I'm still waiting for the report showing that kindergarten/Grade 1 cohort (boardwide) being larger in numbers than the one a year ahead of it. That'll be the start of the turnaround on declining enrolment, but we're not there yet. Those kids have likely already been born, but aren't in the system yet as they're still preschoolers.

The system's in a 'rush' to get people to graduate in four years? I don't know if they really are or aren't. Speaking only for myself, I was ready to move on in four myself and had to loiter the extra year to get mandatory needed credits for university (OACs). If I could have had the option to do today's curriculum, I would have been done in four.

Given average return rates are 25-30%, I would say most of today's high schoolers are ready to move on in four years as well-- just like their peers in every other province, across the U.S. and elsewhere around the world.


RetDir said...

Not sure why we are expecting a rebound in elementary school - our projections only showed a levelling off, with very slight growth. We are never going to see any large numbers, save and except those associated with immigration (largely confined to big urban areas), because the echo of the echo gets fainter each time. Elementary is where it will be for the foreseeable future...
The 'victory' lap is the result of a number of factors, and will gradually (as ER has said) get to the same level as in other provinces - 20 to 25% of the student body.

Education Reporter said...

I think the projections vary by region slightly. There will be some rebound (maybe rebound is too strong a word?) as we move from the dip between echo generations and the next, smaller echo. You've correctly stated the growth in GTA boards is all due to either immigration or population shift as people move in and out of neighbourhoods.

Why are other areas of the province not growing due to immigration? Well, look at whether or not there are any elements in place that might attract those new to this country to your community... if there aren't, then it shouldn't be surprising they're not knocking down your doors.

The growth of this country's population being attributed to immigration came out of... the 2001 census, if not it was definitely confirmed in the 2006 census.

So, at some point, that kindergarten cohort will be slightly larger than the Grade 1 cohort ahead of it.
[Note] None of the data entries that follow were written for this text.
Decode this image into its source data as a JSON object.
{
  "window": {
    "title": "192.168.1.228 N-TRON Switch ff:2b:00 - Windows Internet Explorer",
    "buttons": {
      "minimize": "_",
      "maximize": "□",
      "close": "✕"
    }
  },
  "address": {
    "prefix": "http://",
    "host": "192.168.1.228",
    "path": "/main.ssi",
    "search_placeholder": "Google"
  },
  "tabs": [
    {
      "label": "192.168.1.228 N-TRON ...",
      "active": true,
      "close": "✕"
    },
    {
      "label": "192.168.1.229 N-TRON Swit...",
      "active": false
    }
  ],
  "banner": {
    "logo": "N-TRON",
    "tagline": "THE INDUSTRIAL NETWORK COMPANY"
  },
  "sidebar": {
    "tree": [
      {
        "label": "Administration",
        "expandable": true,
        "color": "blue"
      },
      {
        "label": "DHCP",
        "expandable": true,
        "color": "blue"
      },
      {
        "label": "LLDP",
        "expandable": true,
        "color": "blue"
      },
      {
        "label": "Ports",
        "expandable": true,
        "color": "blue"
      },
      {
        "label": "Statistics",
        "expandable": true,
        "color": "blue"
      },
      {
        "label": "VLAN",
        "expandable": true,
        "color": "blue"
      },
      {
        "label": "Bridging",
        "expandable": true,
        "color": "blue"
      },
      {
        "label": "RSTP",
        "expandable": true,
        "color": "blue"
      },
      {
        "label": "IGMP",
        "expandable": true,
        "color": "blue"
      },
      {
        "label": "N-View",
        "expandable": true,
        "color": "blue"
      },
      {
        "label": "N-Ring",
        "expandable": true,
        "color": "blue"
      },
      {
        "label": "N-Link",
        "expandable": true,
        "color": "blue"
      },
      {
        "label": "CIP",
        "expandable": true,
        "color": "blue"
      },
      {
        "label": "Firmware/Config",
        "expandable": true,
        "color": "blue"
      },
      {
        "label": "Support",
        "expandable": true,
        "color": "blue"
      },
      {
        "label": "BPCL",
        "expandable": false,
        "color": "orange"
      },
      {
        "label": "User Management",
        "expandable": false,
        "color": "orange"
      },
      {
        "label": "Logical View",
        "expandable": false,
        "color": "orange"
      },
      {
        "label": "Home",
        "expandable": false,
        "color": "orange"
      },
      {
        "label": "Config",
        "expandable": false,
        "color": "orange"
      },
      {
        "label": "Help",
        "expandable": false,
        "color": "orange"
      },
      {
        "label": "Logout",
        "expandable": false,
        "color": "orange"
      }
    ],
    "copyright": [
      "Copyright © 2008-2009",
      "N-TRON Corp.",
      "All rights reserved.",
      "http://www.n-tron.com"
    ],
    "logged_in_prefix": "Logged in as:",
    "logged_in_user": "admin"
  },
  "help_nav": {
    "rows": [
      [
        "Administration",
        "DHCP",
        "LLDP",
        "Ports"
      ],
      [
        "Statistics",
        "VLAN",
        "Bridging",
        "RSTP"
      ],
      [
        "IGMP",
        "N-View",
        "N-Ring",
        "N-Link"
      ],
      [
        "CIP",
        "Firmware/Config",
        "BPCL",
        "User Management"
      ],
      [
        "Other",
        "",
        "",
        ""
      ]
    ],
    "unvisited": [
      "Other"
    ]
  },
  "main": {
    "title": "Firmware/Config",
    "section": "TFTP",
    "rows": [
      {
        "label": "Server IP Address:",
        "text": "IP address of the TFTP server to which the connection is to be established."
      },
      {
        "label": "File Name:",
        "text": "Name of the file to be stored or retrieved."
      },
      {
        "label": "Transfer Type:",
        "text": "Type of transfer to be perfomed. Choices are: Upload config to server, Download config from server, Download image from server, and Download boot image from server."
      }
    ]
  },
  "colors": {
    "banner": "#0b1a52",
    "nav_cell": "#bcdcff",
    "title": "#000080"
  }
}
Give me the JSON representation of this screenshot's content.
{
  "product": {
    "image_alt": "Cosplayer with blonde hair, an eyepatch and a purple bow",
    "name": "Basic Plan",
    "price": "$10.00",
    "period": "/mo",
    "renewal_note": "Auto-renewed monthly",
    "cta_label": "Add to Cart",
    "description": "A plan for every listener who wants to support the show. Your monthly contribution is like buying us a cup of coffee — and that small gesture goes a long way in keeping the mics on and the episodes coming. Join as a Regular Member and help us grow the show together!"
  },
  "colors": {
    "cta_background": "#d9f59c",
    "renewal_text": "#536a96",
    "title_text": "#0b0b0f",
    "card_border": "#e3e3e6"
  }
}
At least for a few years.

As you've said it will be smaller-- people like me have put off family well into our 30s and won't have as many children as our parents' generation-- or the one that came after.


Anonymous said...

Declining enrolments and school closures are now at the top of the education agenda nearly everywhere in Canada. Over the past six months, I have been tracking the Save our School movements in Southern Ontario, BC, English Montreal, and all over the Maritimes.

My most recent EduBlog post invites concerned citizens to join in comparing notes and experiences.

Check it out at http//

For the latest on the Ontario scene, I count upon Hugo for his reliable front-line reports.

Stay tuned to my Blog for reports on the "school closure" issue from across Canada.

Education Reporter said...


Thanks for the input-- you're bang on when you remind us this demographic challenge is not unique to Ontario.

Further, in addition to the enrolment drops and shifts, we're also dealing with a swath of buildings that haven't been updated since the last large-scale consolidation of the one- and two-room schoolhouses at the end of the 1960s.